Uthman al-Mukhtar, an award-winning Washington Post special correspondent in Anbar and a regular IWPR contributor, has worked as a journalist with local, Arab and international news organisations since 1998.
"The most important thing I’ve learned from working with IWPR is accuracy,” he said. “Reporting the news accurately and fairly was a central problem for the Iraqi media before and after 2003. In the time of the former regime, reporting was subject to selective and sectarian tendencies.
Meanwhile, IWPR’s Metro Centre to Defend Journalists has emerged as a leading press freedom watchdog in Iraqi Kurdistan.

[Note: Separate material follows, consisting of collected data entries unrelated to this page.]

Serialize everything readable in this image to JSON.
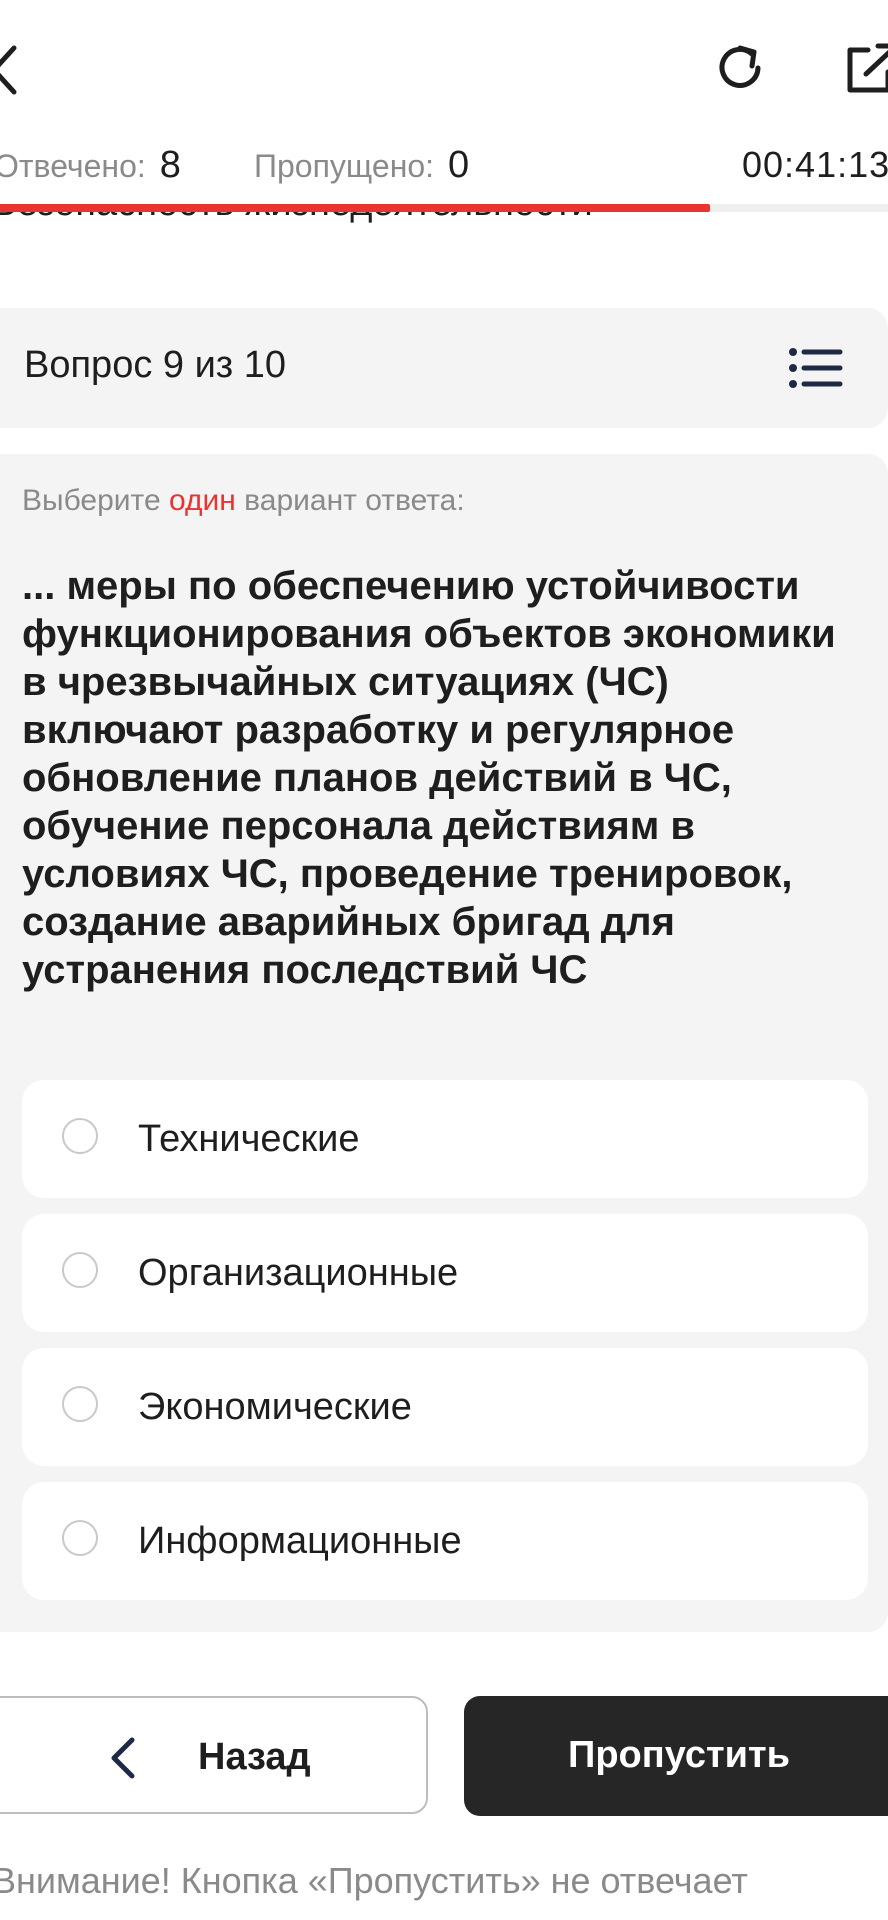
{
  "stats": {
    "answered_label": "Отвечено:",
    "answered_value": "8",
    "skipped_label": "Пропущено:",
    "skipped_value": "0",
    "timer": "00:41:13"
  },
  "progress": {
    "fraction": 0.8,
    "color": "#e9342f"
  },
  "subject": {
    "title": "Безопасность жизнедеятельности"
  },
  "question": {
    "counter": "Вопрос 9 из 10",
    "instruction_before": "Выберите ",
    "instruction_accent": "один",
    "instruction_after": " вариант ответа:",
    "text": "... меры по обеспечению устойчивости функционирования объектов экономики в чрезвычайных ситуациях (ЧС) включают разработку и регулярное обновление планов действий в ЧС, обучение персонала действиям в условиях ЧС, проведение тренировок, создание аварийных бригад для устранения последствий ЧС"
  },
  "options": [
    {
      "label": "Технические"
    },
    {
      "label": "Организационные"
    },
    {
      "label": "Экономические"
    },
    {
      "label": "Информационные"
    }
  ],
  "buttons": {
    "back_label": "Назад",
    "skip_label": "Пропустить"
  },
  "warning": {
    "text": "Внимание! Кнопка «Пропустить» не отвечает"
  },
  "icons": {
    "back": "chevron-left-icon",
    "refresh": "refresh-icon",
    "share": "external-link-icon",
    "list": "list-icon"
  },
  "colors": {
    "accent": "#e9342f",
    "card_bg": "#f4f4f4",
    "dark_button": "#262626"
  }
}
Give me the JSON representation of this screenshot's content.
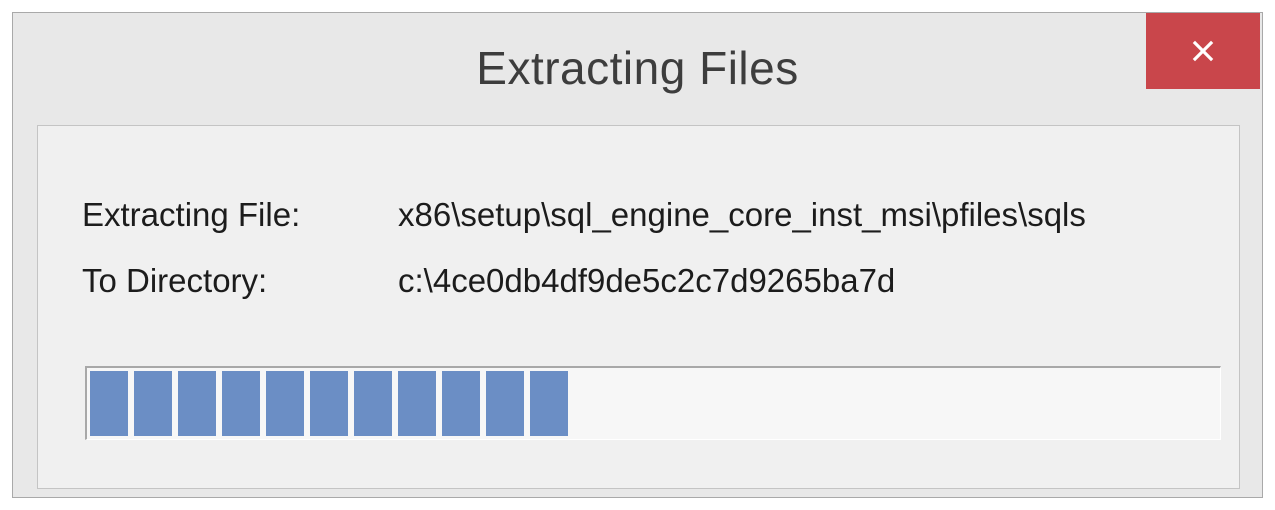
{
  "window": {
    "title": "Extracting Files",
    "close_icon": "close-icon"
  },
  "details": {
    "file_label": "Extracting File:",
    "file_value": "x86\\setup\\sql_engine_core_inst_msi\\pfiles\\sqls",
    "dir_label": "To Directory:",
    "dir_value": "c:\\4ce0db4df9de5c2c7d9265ba7d"
  },
  "progress": {
    "percent": 43,
    "blocks_filled": 11,
    "color": "#6b8ec5"
  },
  "colors": {
    "close_button": "#c9464b",
    "window_background": "#e8e8e8",
    "panel_background": "#f0f0f0"
  }
}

Since it was launched in August 2008, the centre has campaigned on media rights issues; documented scores of attacks on journalists; assisted those who have been detained; and issued dozens of statements that are widely cited in the local press.
While Iraqi Kurdistan has made headway in improving media freedoms– including approving a press law lauded as one of the most liberal in the region – journalists maintain they are frequently subjected to violence and lawsuits and continue to face restrictions.
Following the kidnapping and murder of journalist Sardasht Osman in early May, Metro Centre helped spearhead a committee of local organisations under the name We Won’t Be Silent.
The committee has organised more than a dozen press freedom demonstrations in Iraqi Kurdistan, and the Metro Centre has worked closely with Osman’s family to call for justice in the case.
Kwestan Mohamed, a legislator on the Goran list, the largest opposition faction, said she has used Metro Centre’s reports to push for journalists’ rights.
“After Sardasht Osman’s killing, we sent [a] memo to the parliament speaker about the status of press freedom in the region in which we cited Metro Centre’s reports,” Mohamed said.
Metro Centre recently helped organise a memorial for Osman, and has written op-eds and letters to officials calling for a thorough investigation into his death. The centre’s coordinator Rahman Gharib, a veteran local journalist and media rights activist, is serving as an advocate for the family.
Metro Centre has documented at least 70 cases of violations against journalists this year, including physical and verbal assaults, arrests and restrictions on covering events.
During the election campaign for the Iraqi parliament in March, Metro Centre published a series of special reports that documented and publicised nearly 50 cases of press freedom violations in Iraqi Kurdistan. One week after the election, Metro Centre organised a meeting for journalists with Qadir Hama Jan, Sulaimaniyah province’s security chief, to discuss the incidents. Fifty journalists and the Kurdistan journalists’ association attended the meeting, which was widely covered by the local press.
Hama Jan pledged to end the violence by ordering security personnel not to mistreat journalists under any circumstances and in June he issued a 75-page handbook for security forces, titled No to Violence, No to Violating Journalists’ Rights.
“Our meeting with journalists was important to solidify our relation and solve any problem or shortcoming that might face us,” Hama Jan said.